Source : Le JDD

https://www.lejdd.fr/Societe/nucleaire-les-dechets-le-sujet-impossible-a-enterrer-4086879

Nucléaire : les déchets, le sujet impossible à enterrer

À Bure, le projet d'enfouissement des déchets suscite une vraie colère. La science est appelée à la rescousse.

Le chantier du site d'enfouissement de déchets nucléaires de Bure.
Le chantier du site d'enfouissement de déchets nucléaires de Bure. (Sipa)

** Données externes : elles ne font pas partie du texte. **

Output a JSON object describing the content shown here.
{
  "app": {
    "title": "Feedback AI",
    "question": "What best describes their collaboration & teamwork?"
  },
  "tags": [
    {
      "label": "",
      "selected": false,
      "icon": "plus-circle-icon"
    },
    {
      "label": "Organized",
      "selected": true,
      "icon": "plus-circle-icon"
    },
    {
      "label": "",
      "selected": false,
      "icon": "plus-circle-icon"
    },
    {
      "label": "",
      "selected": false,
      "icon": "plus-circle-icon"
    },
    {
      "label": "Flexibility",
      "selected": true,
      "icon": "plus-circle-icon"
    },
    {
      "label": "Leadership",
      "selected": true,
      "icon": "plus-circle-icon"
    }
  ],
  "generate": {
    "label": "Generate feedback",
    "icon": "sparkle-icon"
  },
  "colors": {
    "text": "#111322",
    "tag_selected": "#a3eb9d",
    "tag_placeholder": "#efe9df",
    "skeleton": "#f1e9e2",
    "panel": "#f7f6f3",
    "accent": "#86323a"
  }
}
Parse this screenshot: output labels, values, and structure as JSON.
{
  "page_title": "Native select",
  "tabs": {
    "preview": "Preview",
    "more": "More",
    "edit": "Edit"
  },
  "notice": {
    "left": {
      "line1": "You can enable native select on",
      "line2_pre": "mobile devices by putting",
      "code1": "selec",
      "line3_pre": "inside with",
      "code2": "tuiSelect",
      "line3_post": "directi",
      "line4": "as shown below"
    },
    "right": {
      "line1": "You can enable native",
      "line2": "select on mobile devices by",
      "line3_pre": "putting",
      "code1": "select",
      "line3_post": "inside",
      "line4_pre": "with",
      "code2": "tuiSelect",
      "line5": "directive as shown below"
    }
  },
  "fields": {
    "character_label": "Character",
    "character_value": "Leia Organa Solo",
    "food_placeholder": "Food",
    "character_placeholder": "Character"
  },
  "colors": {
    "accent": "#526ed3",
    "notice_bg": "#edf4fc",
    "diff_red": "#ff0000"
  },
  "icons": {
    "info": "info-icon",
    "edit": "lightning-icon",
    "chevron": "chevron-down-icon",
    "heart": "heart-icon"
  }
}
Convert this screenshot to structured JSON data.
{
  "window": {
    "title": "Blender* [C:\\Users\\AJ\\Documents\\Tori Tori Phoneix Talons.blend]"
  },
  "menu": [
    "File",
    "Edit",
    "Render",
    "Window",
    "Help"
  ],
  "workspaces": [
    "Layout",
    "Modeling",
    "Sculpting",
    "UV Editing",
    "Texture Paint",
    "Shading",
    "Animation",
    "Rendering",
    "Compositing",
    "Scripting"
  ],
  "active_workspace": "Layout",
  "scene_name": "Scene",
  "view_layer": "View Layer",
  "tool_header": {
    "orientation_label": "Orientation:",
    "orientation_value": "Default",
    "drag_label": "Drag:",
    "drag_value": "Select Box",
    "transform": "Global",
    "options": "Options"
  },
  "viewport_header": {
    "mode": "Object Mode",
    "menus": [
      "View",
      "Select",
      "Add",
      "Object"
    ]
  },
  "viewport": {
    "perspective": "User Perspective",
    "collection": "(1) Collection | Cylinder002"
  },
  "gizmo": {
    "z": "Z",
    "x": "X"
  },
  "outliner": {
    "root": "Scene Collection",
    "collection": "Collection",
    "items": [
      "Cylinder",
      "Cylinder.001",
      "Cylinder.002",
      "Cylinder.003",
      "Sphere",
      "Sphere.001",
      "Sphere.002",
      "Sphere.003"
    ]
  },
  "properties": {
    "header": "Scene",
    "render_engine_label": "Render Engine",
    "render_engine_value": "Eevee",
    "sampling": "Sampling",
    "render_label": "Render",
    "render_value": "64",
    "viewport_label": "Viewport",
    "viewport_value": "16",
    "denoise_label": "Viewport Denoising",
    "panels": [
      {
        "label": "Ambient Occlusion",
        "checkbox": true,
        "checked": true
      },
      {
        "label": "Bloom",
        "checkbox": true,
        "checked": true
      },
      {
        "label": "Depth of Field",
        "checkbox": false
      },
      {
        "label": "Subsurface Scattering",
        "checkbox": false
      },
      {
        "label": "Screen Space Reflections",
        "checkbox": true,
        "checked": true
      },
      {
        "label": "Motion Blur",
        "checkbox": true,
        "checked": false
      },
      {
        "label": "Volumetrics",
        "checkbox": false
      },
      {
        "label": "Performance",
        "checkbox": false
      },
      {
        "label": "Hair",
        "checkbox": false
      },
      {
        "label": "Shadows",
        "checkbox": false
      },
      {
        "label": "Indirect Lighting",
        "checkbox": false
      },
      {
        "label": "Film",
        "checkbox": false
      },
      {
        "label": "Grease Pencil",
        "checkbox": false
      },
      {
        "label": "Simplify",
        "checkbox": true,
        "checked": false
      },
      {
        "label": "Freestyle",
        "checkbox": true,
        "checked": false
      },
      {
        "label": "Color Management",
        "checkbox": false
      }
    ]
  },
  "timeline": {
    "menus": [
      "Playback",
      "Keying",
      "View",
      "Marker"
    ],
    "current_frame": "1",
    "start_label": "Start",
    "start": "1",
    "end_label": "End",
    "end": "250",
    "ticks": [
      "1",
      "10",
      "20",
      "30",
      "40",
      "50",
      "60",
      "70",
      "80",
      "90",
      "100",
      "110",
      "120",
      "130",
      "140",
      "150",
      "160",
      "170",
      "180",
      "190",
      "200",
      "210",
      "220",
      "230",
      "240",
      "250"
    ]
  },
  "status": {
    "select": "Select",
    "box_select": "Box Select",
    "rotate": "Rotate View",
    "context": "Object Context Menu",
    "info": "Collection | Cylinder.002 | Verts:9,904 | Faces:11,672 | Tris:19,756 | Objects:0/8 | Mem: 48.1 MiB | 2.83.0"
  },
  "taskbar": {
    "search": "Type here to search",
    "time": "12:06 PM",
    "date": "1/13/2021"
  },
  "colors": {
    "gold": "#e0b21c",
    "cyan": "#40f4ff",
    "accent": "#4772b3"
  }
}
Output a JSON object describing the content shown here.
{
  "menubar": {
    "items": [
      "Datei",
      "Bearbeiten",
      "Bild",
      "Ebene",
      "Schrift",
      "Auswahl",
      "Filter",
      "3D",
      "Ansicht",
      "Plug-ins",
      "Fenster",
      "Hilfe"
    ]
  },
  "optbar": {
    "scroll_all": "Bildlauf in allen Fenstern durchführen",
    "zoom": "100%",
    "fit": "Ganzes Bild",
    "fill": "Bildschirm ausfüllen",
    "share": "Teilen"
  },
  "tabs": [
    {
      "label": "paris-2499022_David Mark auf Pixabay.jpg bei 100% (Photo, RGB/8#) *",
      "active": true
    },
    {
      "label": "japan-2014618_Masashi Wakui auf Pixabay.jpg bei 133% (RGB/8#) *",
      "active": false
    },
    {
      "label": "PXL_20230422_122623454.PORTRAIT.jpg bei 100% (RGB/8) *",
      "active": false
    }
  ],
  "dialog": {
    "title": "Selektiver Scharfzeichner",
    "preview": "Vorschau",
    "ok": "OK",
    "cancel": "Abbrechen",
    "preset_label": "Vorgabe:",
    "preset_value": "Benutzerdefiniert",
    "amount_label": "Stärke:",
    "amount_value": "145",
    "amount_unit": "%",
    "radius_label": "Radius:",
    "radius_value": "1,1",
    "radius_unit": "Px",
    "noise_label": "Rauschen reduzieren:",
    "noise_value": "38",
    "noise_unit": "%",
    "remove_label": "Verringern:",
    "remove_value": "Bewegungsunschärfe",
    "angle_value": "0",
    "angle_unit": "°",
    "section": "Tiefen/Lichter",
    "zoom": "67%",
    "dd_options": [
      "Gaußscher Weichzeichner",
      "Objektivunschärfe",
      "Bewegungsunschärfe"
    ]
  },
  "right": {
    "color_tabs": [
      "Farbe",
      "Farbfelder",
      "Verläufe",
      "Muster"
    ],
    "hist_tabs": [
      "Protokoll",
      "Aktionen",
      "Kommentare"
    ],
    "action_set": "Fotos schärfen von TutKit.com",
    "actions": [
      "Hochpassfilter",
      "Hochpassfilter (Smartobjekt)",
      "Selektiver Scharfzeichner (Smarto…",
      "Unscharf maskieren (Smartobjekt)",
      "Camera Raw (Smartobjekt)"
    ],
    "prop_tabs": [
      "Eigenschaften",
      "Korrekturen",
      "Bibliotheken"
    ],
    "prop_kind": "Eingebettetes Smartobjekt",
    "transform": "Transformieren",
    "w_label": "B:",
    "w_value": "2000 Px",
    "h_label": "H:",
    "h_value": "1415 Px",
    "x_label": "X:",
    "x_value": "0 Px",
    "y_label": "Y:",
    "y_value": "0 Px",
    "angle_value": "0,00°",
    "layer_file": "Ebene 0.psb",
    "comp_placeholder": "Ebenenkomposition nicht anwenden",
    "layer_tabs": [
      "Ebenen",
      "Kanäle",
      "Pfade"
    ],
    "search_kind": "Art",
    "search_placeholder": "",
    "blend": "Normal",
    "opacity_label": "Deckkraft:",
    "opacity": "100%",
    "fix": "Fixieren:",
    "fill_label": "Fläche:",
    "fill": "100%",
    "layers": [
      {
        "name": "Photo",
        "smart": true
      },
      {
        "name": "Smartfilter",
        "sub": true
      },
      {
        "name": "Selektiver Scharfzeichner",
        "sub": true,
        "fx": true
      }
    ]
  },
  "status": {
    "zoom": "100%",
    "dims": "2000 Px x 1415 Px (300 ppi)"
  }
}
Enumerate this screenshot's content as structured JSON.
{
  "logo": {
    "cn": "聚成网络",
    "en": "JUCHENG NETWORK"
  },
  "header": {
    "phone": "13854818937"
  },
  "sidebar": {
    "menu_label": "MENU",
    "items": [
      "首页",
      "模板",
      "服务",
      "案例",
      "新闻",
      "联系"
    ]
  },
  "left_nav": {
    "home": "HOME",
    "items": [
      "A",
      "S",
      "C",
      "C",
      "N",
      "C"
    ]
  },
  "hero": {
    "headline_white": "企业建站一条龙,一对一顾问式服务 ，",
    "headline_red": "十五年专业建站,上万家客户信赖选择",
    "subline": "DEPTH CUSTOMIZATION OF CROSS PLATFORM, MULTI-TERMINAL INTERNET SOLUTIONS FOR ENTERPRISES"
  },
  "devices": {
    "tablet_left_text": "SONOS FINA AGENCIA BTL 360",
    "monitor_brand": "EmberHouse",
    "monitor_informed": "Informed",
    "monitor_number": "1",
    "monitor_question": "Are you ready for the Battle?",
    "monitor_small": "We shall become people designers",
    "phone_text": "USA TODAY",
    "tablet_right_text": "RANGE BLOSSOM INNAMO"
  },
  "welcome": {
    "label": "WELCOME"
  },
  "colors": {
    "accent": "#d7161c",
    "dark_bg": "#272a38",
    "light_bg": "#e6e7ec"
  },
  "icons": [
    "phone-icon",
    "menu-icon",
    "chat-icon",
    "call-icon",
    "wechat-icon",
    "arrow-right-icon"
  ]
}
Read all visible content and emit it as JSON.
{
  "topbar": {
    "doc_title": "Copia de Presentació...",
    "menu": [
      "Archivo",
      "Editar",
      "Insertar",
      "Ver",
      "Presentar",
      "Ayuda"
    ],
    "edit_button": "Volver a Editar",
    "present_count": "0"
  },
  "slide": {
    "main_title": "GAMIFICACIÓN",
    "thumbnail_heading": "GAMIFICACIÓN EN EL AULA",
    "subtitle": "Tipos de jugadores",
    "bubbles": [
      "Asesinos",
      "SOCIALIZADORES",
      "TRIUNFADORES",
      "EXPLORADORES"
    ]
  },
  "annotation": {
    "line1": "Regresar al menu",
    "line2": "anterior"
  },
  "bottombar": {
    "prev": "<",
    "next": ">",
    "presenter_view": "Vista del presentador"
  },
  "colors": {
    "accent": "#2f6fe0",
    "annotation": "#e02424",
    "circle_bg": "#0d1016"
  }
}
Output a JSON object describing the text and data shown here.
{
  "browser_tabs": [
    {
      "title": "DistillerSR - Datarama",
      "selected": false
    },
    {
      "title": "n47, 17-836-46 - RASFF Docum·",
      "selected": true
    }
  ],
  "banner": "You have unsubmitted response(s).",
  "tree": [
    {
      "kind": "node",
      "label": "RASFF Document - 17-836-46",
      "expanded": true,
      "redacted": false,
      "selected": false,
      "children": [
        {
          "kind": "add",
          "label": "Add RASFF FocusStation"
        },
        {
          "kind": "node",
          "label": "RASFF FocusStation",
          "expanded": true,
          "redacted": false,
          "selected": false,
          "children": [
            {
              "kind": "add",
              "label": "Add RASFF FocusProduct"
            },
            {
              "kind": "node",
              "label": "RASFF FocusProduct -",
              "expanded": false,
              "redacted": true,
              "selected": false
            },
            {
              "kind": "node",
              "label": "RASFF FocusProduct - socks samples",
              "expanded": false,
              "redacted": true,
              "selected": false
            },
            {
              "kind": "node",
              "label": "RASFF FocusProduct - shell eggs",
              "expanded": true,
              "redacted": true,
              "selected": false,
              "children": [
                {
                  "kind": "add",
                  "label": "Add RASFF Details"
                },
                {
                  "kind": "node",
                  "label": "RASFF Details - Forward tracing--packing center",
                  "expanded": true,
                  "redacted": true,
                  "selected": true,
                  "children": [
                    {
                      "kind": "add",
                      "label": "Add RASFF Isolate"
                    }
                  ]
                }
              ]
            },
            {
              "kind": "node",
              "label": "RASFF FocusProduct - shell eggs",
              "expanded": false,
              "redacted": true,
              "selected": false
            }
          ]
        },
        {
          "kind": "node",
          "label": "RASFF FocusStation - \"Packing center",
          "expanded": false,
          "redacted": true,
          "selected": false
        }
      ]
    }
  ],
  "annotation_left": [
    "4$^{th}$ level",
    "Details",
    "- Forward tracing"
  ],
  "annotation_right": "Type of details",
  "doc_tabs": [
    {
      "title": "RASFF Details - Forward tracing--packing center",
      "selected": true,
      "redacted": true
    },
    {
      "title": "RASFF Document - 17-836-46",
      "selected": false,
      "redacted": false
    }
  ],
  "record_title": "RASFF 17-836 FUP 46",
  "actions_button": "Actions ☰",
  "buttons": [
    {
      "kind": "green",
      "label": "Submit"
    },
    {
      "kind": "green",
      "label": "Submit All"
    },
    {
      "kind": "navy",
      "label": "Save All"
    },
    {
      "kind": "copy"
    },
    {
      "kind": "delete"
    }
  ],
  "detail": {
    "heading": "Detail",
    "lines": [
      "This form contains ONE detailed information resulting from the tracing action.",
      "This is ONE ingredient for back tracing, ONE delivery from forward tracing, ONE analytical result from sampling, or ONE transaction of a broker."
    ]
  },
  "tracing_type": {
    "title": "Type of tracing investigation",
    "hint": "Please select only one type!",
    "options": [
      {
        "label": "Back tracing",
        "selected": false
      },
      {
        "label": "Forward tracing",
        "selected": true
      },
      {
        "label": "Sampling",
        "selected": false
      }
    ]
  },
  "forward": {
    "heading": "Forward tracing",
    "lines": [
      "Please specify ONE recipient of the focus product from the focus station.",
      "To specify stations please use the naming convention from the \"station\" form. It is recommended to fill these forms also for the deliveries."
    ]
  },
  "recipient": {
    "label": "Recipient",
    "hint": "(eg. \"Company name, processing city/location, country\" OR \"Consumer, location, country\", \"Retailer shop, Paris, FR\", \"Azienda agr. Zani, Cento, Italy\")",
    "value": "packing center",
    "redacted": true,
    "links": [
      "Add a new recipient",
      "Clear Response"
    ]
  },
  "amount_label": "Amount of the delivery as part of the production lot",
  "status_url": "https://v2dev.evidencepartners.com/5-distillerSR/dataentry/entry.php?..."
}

En surface, des champs à perte de vue. En sous-sol, un gruyère : de longues galeries d'argile, avec, un peu partout, des alvéoles. Le site de Bure, dans la Meuse, a été choisi pour enfouir les déchets les plus radioactifs du parc ­nucléaire français à partir de 2035. Le 20 décembre, le projet Cigéo a reçu un avis favorable de la commission d'enquête publique. Après l'avis du Conseil d'État, le Premier ministre reconnaîtra ou non le caractère d'utilité publique de ce stockage profond ; avec de premiers colis entreposés à l'horizon 2035.

Dans la Meuse, les cinq semaines de consultation publique n'ont pas apaisé les tensions, au contraire. "On connaissait d'avance le ­résultat de cette enquête, dénonce Jean-Marc Fleury, porte-parole de l'association des élus opposés à l'enfouissement des déchets ­radioactifs. En France, on veut bien entendre les citoyens mais on ne les écoute pas!" Pour lui, le gouvernement "s'entête". "Il sait qu'il aura du mal à lancer son nouveau programme nucléaire s'il ne montre pas des solutions aux Français, poursuit-il. Il veut donc présenter Bure comme une ­solution. Mais c'est pourtant la plus mauvaise !"

Des chercheurs travaillent à la transmutation des ­déchets

Parmi ses craintes, celle d'un ­accident. Pour Bernard Laponche, ­ex-ingénieur au CEA, le problème de Cigéo est "l'absence de réversibilité". "L'argile va envelopper les colis vitrifiés. S'il y a une fuite sur l'un d'entre eux, on ne pourra pas le récupérer", explique-t-il, citant l'exemple de la Finlande, qui a choisi un enfouissement dans le granit avec possibilité de remonter les déchets.

D'autres estiment que la quantité limitée de déchets réduit le risque. "Le nucléaire, c'est 10 grammes de déchets par personne et par an, rappelle Guy Willermoz, du CEA. Les déchets ménagers, c'est 2,2 tonnes, les déchets hautement toxiques de l'industrie, 150 kilos!" Quant aux craintes de migration des déchets à la surface et de la radioactivité, l'ingénieur répond avec un exemple : celui de la mine d'uranium d'Oklo, au Gabon. "Il y a plusieurs milliards d'années, des infiltrations d'eau dans la mine ont produit des réactions telles que celles observées dans un réacteur nucléaire, avec des déchets, raconte-t-il. Mais ceux-ci sont restés dans la couche géologique."

Que faire quand ces déchets seront plus nombreux? "Imaginez si, partout où on veut décarboner, on installe des petits réacteurs! s'inquiète Bernard Laponche. Dans deux cents ans, on aura des trous partout dans la croûte terrestre avec des produits très dangereux." Lui espère que la science permettra de résoudre cette équation sensible. Des chercheurs travaillent à la transmutation des ­déchets, qui consiste à en isoler chaque produit pour réduire leur durée de radioactivité. Le plan France 2030 prévoit des crédits alloués à cette ­innovation.